Ook in een bijdrage die was ondertekend door Brinkman & Van den Broek architecten schemerde trots door over het bereikte resultaat. In het stuk kwamen duidelijk Van den Broeks idealen over de maatschappelijke functie van de architectuur naar voren: uit het gebouwde moest ‘iets duidelijk worden van de taak van het gebouw in die menselijke samenleving en moet iets blijken van de betekenis, die het heeft voor dat grote complex van werkzaamheid, die die samenleving nodig heeft, wil die samenleving in stand blijven en een goed en gelukkig leven daarin mogelijk maken.
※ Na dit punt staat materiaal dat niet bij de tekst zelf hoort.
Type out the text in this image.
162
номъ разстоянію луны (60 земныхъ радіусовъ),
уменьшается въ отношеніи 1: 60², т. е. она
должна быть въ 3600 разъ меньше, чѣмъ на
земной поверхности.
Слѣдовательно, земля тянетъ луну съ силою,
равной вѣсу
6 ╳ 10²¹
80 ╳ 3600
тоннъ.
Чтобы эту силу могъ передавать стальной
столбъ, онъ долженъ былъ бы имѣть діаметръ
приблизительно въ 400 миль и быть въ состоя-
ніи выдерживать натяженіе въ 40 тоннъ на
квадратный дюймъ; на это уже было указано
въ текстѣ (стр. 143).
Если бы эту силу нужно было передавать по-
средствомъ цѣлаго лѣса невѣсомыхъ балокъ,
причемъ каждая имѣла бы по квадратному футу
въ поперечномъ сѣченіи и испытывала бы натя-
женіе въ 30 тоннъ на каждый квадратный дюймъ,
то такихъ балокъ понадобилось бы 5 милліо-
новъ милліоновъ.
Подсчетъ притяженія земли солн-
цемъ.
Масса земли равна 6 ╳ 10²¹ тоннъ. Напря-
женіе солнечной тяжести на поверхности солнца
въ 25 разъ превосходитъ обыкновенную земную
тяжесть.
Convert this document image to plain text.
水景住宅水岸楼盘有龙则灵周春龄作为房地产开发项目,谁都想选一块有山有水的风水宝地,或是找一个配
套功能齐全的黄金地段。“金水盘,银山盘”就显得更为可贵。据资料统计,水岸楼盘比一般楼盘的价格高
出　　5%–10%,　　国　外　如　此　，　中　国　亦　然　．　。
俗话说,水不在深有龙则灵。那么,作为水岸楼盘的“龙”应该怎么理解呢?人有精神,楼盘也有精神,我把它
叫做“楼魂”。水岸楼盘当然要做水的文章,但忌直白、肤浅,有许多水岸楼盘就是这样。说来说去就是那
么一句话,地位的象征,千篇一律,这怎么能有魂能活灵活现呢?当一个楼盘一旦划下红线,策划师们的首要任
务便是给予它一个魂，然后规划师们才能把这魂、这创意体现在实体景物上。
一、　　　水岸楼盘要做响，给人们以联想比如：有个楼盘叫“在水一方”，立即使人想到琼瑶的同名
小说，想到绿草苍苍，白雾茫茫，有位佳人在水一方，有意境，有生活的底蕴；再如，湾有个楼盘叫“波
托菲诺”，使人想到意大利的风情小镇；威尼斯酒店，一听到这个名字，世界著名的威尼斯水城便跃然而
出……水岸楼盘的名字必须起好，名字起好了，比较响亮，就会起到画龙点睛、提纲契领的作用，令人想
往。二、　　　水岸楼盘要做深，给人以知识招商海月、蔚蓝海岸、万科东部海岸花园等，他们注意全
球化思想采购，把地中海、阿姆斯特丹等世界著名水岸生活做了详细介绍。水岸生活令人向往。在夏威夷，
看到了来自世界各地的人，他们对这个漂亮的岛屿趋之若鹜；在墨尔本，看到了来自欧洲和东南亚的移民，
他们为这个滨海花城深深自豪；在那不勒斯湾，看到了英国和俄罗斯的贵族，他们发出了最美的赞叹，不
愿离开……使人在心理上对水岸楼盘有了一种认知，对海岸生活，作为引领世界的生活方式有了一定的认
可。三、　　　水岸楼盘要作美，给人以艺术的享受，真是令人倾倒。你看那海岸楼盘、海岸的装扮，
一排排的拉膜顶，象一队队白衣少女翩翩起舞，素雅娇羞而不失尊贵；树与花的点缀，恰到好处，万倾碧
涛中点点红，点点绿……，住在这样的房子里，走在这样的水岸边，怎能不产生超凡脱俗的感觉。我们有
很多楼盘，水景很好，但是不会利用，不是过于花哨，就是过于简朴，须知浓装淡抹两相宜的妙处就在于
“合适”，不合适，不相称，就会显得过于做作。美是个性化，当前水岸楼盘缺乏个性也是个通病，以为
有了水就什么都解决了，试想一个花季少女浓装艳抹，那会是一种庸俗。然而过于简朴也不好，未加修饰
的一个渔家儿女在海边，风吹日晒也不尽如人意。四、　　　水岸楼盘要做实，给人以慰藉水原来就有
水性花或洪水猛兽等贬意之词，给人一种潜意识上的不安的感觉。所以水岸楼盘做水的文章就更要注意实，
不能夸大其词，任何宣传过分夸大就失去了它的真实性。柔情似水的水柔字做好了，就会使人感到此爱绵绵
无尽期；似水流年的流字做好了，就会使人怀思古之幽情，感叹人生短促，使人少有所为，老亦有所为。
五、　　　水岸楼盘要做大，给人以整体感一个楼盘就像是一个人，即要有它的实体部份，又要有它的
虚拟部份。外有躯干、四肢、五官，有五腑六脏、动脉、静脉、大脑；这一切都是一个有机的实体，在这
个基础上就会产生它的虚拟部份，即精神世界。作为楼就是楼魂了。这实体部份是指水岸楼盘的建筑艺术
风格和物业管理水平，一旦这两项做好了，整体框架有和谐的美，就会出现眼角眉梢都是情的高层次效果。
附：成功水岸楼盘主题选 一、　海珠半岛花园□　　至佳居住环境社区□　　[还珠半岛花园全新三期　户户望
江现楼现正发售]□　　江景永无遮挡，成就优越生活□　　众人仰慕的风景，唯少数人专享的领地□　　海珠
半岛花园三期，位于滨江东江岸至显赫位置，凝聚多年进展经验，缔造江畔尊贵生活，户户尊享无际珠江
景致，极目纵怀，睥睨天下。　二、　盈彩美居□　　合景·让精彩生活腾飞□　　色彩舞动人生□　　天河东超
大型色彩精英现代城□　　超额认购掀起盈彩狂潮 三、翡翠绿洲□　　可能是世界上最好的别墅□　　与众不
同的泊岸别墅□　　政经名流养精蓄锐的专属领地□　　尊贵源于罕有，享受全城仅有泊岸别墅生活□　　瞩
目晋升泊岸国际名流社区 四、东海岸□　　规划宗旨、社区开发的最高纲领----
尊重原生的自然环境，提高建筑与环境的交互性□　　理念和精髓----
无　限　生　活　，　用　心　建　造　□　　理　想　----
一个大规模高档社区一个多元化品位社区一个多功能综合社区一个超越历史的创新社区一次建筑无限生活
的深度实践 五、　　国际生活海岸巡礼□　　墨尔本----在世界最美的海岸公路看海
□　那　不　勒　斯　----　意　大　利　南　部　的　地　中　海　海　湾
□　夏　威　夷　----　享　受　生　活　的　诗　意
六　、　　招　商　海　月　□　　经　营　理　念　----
Daarom treffen goede gebouwen niet alleen door hun schoonheid, noch alleen door hun praktische inrichting, doch door hun relatie met die menselijke samenleving.’

Ook hier benadrukte hij echter dat het accommoderen van functies niet genoeg was, maar dat een gebouw tevens representatief moest zijn voor een maatschappelijk ideaal. ‘Men zou zo kunnen denken, dat architectuur alleen beschreven kan worden aan monumentale bouwwerken, zoals tempels, kerken, raadhuizen en paleizen. En dat een architect als een diepzinnig kunstenaar zich alleen maar zou kunnen wijden aan deze opgaven, die ruim baan laten aan de mogelijkheden tot schone vormen. En dat deze opgaven er hoofdzakelijk waren om deze kunstenaar gelegenheid te geven zijn schone prestaties aan de gemeenschap aan te bieden, opdat later daarover een even diepzinnige architectuurgeschiedenis zou kunnen worden geschreven.’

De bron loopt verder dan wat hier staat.